Purchasers should review all of these documents carefully. The documents are lengthy and complicated and purchasers commonly ask us to assist them in their review.
Here are some of the things purchasers should look for and keep in mind when deciding whether to proceed with their purchase transaction:
- restrictions on parking, whether parking is included and restrictions on types of vehicles allowed
- assignment rights and associated costs
- restrictions on renting the unit during the occupancy period
- rules that purchasers can’t live with, ie restrictions on numbers and types of pets.
- the finishes included with the unit – these must be reviewed carefully, because regardless of what is seen in brochures or model suites, only what is included in the schedule of specifications attached to the agreement will be included in the unit
- closing adjustments paid in addition to the purchase price, including utility meters and new home warranty enrolment. In addition to increases in development charges, purchasers are now asked routinely to pay a portion of existing development charges and parks dedication charges, which can be thousands of dollars for a typical one bedroom unit. If asked, developers will often agree to a cap on these charges
- the budget should be reviewed to determine common expenses for the unit, and any increases depending on when the condominium is registered
- the occupancy date is usually tentative, and may be extended by the vendor. The first tentative occupancy date is sometimes more than 5 years in the future
- the occupancy date is not the final closing date. During interim occupancy, the purchaser will be required to pay occupancy fees to the developer. It’s only after final closing, which takes place after all the units are occupiable, that title can be transferred and the purchaser begins to pay down their mortgage
- HST – the sale price likely includes HST, minus the HST rebate for new housing which is assigned to the vendor. If you or an immediate family member do not intend to live in the unit as a principal residence, then you will not qualify for the rebate and you will have to add the amount of the rebate to the amount payable to the vendor on closing. The rebate remains a constant $24,000 for sale prices of $484,500 or more, and varies at lower prices. If you are going to rent the property, you may qualify for the HST rebate for new rental properties, which is the same amount as the new housing rebate. The new rental housing rebate can only be applied for after closing and after the unit is rented, and the issue then becomes having the cash flow to pay the rebate amount to the vendor on closing and waiting to receive it back from Canada Revenue Agency after closing.

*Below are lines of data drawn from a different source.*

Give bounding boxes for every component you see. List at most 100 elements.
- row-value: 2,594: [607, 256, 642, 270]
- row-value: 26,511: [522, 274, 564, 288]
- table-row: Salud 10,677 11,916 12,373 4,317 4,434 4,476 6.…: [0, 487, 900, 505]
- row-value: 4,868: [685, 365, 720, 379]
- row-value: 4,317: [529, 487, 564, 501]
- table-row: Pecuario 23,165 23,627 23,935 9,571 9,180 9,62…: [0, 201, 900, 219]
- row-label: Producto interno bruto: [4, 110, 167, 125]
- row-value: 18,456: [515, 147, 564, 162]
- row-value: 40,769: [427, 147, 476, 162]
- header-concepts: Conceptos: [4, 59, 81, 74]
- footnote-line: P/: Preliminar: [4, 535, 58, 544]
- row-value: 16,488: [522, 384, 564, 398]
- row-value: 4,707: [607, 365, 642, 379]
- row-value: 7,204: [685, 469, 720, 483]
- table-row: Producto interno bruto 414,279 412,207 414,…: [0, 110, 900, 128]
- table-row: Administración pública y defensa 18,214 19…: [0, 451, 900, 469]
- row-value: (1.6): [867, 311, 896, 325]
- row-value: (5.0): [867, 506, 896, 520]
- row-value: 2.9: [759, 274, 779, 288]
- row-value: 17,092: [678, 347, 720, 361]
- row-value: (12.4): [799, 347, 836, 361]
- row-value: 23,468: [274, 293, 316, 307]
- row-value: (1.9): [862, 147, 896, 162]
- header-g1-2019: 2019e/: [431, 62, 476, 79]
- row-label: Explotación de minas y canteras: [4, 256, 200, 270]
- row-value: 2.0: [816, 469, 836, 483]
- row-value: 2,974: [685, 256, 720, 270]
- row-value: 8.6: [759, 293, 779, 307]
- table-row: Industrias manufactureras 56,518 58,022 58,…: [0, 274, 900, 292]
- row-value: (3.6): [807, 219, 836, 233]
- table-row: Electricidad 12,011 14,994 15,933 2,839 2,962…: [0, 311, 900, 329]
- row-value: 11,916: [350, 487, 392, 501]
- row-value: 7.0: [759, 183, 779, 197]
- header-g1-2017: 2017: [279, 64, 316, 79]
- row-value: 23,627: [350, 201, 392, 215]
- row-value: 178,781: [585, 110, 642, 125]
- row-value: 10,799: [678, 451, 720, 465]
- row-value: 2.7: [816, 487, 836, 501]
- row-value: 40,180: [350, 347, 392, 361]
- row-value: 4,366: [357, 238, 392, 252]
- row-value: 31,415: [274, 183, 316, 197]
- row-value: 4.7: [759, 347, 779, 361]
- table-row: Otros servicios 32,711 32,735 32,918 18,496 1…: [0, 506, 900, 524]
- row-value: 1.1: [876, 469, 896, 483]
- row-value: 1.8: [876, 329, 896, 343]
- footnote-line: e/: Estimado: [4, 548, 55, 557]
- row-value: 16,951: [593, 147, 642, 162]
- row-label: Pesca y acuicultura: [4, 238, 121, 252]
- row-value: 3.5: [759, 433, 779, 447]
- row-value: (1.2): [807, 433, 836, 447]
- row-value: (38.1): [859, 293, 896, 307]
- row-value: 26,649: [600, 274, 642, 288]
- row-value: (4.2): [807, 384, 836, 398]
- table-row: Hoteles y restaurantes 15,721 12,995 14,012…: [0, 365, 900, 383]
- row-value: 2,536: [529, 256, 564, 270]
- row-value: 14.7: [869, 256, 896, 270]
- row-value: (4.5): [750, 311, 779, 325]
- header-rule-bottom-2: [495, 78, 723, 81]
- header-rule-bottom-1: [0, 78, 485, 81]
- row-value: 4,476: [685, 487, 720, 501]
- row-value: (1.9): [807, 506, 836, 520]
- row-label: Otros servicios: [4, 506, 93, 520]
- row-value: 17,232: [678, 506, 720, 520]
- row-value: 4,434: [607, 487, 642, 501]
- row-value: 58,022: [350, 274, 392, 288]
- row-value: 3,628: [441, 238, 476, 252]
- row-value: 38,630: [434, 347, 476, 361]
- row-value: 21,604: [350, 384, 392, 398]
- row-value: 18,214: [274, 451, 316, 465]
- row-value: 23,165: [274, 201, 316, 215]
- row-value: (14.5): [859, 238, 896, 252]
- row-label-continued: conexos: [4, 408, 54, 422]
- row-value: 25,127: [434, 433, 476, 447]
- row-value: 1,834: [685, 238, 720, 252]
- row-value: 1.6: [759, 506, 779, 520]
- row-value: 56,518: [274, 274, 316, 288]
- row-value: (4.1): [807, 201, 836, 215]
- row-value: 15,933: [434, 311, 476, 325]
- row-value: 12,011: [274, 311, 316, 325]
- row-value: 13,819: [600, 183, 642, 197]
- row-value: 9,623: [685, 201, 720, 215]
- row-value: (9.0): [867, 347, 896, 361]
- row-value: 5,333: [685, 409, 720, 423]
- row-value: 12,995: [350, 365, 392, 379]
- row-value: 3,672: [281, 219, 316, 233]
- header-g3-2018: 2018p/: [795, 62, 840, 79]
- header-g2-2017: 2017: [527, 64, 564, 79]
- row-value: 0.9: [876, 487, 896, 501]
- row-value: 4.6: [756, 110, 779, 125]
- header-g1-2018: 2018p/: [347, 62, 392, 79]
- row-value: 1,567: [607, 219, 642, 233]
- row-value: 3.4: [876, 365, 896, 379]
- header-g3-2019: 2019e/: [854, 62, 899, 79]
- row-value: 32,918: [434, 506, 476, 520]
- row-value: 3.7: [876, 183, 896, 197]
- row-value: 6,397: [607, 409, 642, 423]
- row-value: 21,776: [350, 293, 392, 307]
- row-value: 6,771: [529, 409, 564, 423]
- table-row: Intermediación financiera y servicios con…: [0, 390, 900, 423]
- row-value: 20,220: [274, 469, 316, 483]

- Non-resident speculation tax – an additional tax of 20% of the purchase price which non-residents of Canada must pay on closing, and an important factor for any non-resident to consider when purchasing any property.
The 10-day rescission period is protection for buyers and allows them time to cool off and reconsider their purchase after the excitement of signing an agreement for a new condominium. To rescind an agreement of purchase and sale during this period, a purchaser or the solicitor for a purchaser must give written notice of rescission to the developer or to the developer’s solicitor. No special form of rescission is required and no reason for cancelling the agreement need be provided. Upon providing a notice of rescission, a developer is to promptly refund all money received from the purchaser.